Der Klauenhügel ist ein größerer Hügel mit 5 Spitzen, wodurch er aufgrund der klauenähnliche Form seinen Namen erhielt.


Gewässer

Balton

Balton ist ein kleiner Bach bei Uberthal, der Name des Thalion in den Angarion mündet. Er bietet den Dörflern ausreichend Fischbestand.



Faulwasser

Faulwasser ist ein trüber See in der Steppe und liegt bei Pretwig. Besonders an heißen Sommertagen quält er die Dorfbewohner mit seinem Gestank. Die Dorfbewohner Pretwigs behaupten, das auf dem grund des Sees Leichen der Barbaren liegen, die für den modernden Gestank verantwortlich.



Klagensee

Der Klagensee ist ein recht großer See und liegt zentral in der Steppe von Umri. Er bietet einen reichen Fischbestand für die nahen Lager der Umri.
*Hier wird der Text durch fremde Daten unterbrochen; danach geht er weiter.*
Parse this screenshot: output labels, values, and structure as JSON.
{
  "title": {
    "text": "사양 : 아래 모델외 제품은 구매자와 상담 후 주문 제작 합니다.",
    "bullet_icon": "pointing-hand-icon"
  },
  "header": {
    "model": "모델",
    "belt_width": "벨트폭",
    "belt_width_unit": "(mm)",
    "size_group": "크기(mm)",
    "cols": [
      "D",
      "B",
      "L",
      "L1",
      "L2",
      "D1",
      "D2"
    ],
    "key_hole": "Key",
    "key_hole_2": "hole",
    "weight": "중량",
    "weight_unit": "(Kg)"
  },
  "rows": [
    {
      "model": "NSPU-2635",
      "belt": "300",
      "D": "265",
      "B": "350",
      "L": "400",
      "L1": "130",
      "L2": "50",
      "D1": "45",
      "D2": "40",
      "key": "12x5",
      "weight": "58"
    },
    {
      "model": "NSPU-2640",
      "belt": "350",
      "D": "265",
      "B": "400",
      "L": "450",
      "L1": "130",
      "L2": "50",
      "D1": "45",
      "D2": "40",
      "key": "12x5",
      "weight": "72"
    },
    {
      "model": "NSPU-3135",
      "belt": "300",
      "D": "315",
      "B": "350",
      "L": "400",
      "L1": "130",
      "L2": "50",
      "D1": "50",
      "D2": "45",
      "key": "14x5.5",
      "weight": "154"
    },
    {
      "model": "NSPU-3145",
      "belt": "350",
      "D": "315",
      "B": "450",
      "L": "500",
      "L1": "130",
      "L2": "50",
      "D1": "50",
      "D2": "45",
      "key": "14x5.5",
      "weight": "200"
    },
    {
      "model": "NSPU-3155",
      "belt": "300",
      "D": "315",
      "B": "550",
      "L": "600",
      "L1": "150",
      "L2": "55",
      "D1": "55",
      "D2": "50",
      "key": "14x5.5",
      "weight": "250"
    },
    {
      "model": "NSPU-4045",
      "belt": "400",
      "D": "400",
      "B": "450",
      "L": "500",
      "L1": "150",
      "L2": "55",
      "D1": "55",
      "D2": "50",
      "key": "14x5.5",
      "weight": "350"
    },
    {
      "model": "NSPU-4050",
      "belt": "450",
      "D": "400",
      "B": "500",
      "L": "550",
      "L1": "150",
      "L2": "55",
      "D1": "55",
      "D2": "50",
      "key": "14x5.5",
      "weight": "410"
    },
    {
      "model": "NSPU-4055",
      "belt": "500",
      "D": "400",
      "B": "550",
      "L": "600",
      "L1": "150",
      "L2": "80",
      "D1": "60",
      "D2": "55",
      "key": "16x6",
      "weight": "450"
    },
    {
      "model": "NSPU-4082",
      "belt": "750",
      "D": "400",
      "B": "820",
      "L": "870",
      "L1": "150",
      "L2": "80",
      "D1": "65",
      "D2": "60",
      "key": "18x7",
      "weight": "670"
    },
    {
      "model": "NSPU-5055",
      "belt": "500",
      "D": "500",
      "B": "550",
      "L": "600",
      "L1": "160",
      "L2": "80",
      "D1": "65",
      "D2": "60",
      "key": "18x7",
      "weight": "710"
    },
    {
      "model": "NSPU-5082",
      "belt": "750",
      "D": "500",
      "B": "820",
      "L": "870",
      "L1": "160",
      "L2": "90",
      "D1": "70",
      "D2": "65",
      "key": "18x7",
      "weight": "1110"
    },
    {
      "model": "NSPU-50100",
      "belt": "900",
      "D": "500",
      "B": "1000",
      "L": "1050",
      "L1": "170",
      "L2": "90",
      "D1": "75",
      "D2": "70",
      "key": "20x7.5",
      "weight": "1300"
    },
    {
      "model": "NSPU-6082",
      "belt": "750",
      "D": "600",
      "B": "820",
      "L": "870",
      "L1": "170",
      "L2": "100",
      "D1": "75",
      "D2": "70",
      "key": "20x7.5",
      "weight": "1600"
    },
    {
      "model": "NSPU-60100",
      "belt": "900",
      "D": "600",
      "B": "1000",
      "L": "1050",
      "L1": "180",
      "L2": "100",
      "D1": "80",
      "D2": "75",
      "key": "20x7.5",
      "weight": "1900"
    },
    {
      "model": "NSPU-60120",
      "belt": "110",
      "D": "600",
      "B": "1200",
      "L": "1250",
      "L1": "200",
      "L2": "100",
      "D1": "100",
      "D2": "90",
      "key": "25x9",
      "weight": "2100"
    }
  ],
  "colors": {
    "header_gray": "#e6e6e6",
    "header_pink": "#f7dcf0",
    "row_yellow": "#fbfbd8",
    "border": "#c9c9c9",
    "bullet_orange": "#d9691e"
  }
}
Seinen Namen erhielt er ob des Steppenwindes, der oft recht wüst über den See fegt, und denen, die bereits sind zuzuhören, von den Klagen der weiten Welt berichtet.



Küste zum Sternentränenmeer

Südöstlich grenzt die Steppe von Umri an das Sternentränenmeer. Etliche Riffe, spitze Felsen und starke Strömungen machen es jedoch für die Schifffahrt weitgehend unpassierbar.


Sonstiges

Flussfeste Knochenbruch

Am Angarion, in der Steppe von Umri und in Nähe der Knochenbrücke gelegen, ist die Flussfeste Knochenbruch eine Bastion inmitten der noch immer unruhigen Steppen. Ihr Besitzer ist Freiherr Arnold von Angar.



Lager der Umri

Über die Steppe verteilen sich sieben große Lager der Umri, in denen die meisten Menschen des Barbarenvolks recht abgegrenzt und noch in alten Traditionen leben. Die Lager heißen:

  • Seelager
  • Wüstenplatz
  • Sandfang
  • Trennick
  • Klorbetz
  • Pröben
  • Pulk
Ein jedes Lager hat einen eigenen Führer, der dieses verwaltet. Für das Imperiale Kaiserreich sind die Lager recht unbedeutend, und so lässt man die Barbaren in den meisten Fällen einfach in Ruhe.